Almost two decades later (2014), Gauthier and Schlaefke conducted a review and meta-analysis of “seven of 15 randomized, placebo-controlled trials in patients with dementia identified by database searches8. . . .In these trials, [over 2,600 outpatients] were treated with 120 mg or 240 mg per day [for about four months] of the defined extract EGb 761 or placebo. Efficacy was assessed using validated tests and rating scales for the cognitive domain, the functional domain (activities of daily living), and global assessment.”

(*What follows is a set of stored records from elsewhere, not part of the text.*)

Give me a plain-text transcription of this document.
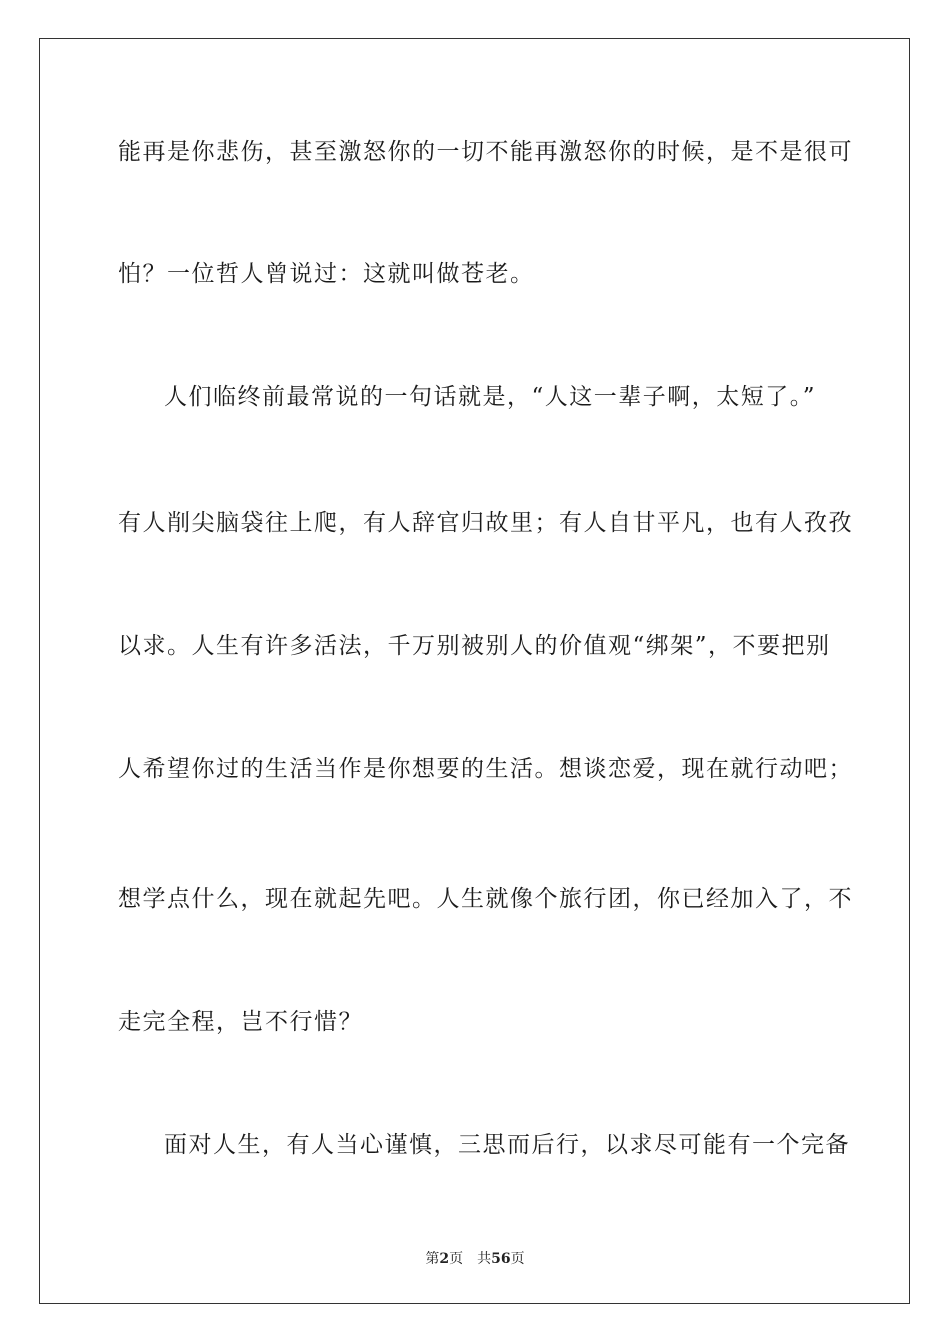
能再是你悲伤，甚至激怒你的一切不能再激怒你的时候，是不是很可
怕？一位哲人曾说过：这就叫做苍老。
人们临终前最常说的一句话就是，“人这一辈子啊，太短了。”
有人削尖脑袋往上爬，有人辞官归故里；有人自甘平凡，也有人孜孜
以求。人生有许多活法，千万别被别人的价值观“绑架”，不要把别
人希望你过的生活当作是你想要的生活。想谈恋爱，现在就行动吧；
想学点什么，现在就起先吧。人生就像个旅行团，你已经加入了，不
走完全程，岂不行惜？
面对人生，有人当心谨慎，三思而后行，以求尽可能有一个完备
第2页 共56页
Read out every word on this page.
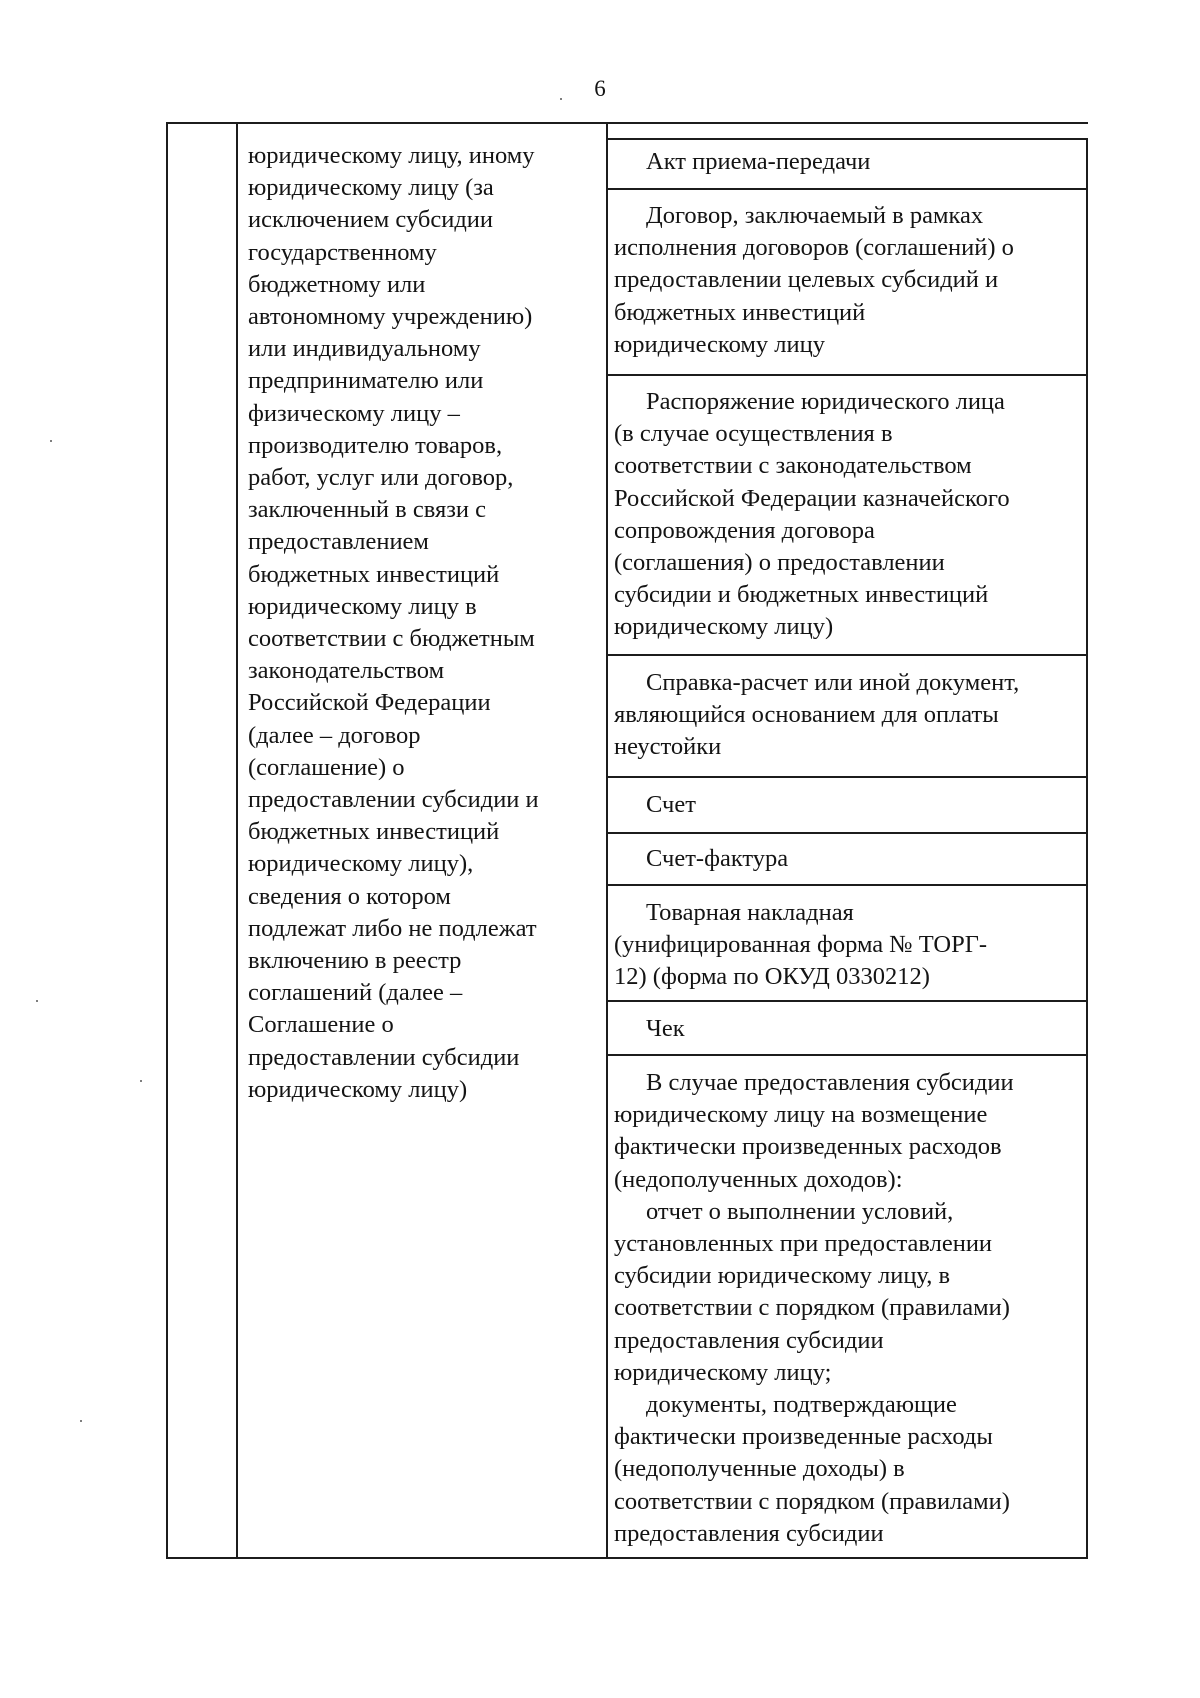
6
юридическому лицу, иному
юридическому лицу (за
исключением субсидии
государственному
бюджетному или
автономному учреждению)
или индивидуальному
предпринимателю или
физическому лицу –
производителю товаров,
работ, услуг или договор,
заключенный в связи с
предоставлением
бюджетных инвестиций
юридическому лицу в
соответствии с бюджетным
законодательством
Российской Федерации
(далее – договор
(соглашение) о
предоставлении субсидии и
бюджетных инвестиций
юридическому лицу),
сведения о котором
подлежат либо не подлежат
включению в реестр
соглашений (далее –
Соглашение о
предоставлении субсидии
юридическому лицу)
Акт приема-передачи
Договор, заключаемый в рамках
исполнения договоров (соглашений) о
предоставлении целевых субсидий и
бюджетных инвестиций
юридическому лицу
Распоряжение юридического лица
(в случае осуществления в
соответствии с законодательством
Российской Федерации казначейского
сопровождения договора
(соглашения) о предоставлении
субсидии и бюджетных инвестиций
юридическому лицу)
Справка-расчет или иной документ,
являющийся основанием для оплаты
неустойки
Счет
Счет-фактура
Товарная накладная
(унифицированная форма № ТОРГ-
12) (форма по ОКУД 0330212)
Чек
В случае предоставления субсидии
юридическому лицу на возмещение
фактически произведенных расходов
(недополученных доходов):
отчет о выполнении условий,
установленных при предоставлении
субсидии юридическому лицу, в
соответствии с порядком (правилами)
предоставления субсидии
юридическому лицу;
документы, подтверждающие
фактически произведенные расходы
(недополученные доходы) в
соответствии с порядком (правилами)
предоставления субсидии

They came to the same conclusions as both the Kanowski team and the Le Bars team: “Statistically significant superiority of EGb 761 over placebo was confirmed by responder analyses as well as for patients suffering from dementia with neuropsychiatric symptoms. . . In conclusion, meta-analyses confirmed the efficacy and good tolerability of Ginkgo biloba extract EGb 761 in patients with dementia.”

 

* The National Alzheimer’s Disease Institute is a project of The National Fund for Alternative Medicine

References/Sources

  1. DeKosky ST, Williamson JD, et al, “Ginkgo bilobafor Prevention of Dementia,” Journal of the American Medical Association, 2008, 300(19), Pgs. 2253–2262.
  2. Dodge HH, et al, “A Randomized Placebo-Controlled Trial of Ginkgo Biloba for the Prevention of Cognitive Decline,” Neurology, 2008 May, 70(19 Pt 2), Pgs. 1809-1817, doi: 10.1212/01.wnl.0000303814.13509.db.
  3. SantaCruz KS, et al, “Alzheimer Disease Pathology in Subjects Without Dementia in Two Studies of Aging: The Nun Study and the Adult Changes in Thought Study,” J Neuropathol Exp Neurol, 2011 Oct, 70(10), Pgs. 832–840, doi: 10.1097/NEN.0b013e31822e8ae9.
  4. Stern Y, “Cognitive Reserve,” Neuropsychologia, 2009 Aug, 47(10), Pgs. 2015–2028, doi: 10.1016/j.neuropsychologia.2009.03.004.
  5. Brondino N, De Silvestri A, et al, “A Systematic Review and Meta-Analysis of Ginkgo biloba in Neuropsychiatric Disorders: From Ancient Tradition to Modern-Day Medicine,” Evidence-Based Complementary and Alternative Medicine, 2013, volume 2013, Article ID 915691, 11 pages, http://dx.doi.org/10.1155/2013/915691.
  6. Kanowski S, et al, “Proof of Efficacy of the Ginkgo biloba Special Extract EGb 761 in Outpatients Suffering from Mild to Moderate Primary Degenerative Dementia of the Alzheimer Type or Multi-infarct Dementia, Pharmacopsychiatry,1996 Mar, 29(2), Pgs. 47-56.
  7. Le Bars PL, et al, “A Placebo-controlled, Double-blind, Randomized Trial of an Extract of Ginkgo biloba for Dementia. North American EGb Study Group,” JAMA, 1997 Oct, 278(16), Pgs. 1327-1332.
  8. Gauthier S, Schlaefke S, “Efficacy and Tolerability of Ginkgo Biloba Extract EGb 761® in Dementia: A Systematic Review and Meta-analysis of Randomized Placebo-controlled Trials,” Clin Interv Aging,2014, 9, Pgs. 2065-2077, doi: 10.2147/CIA.S72728.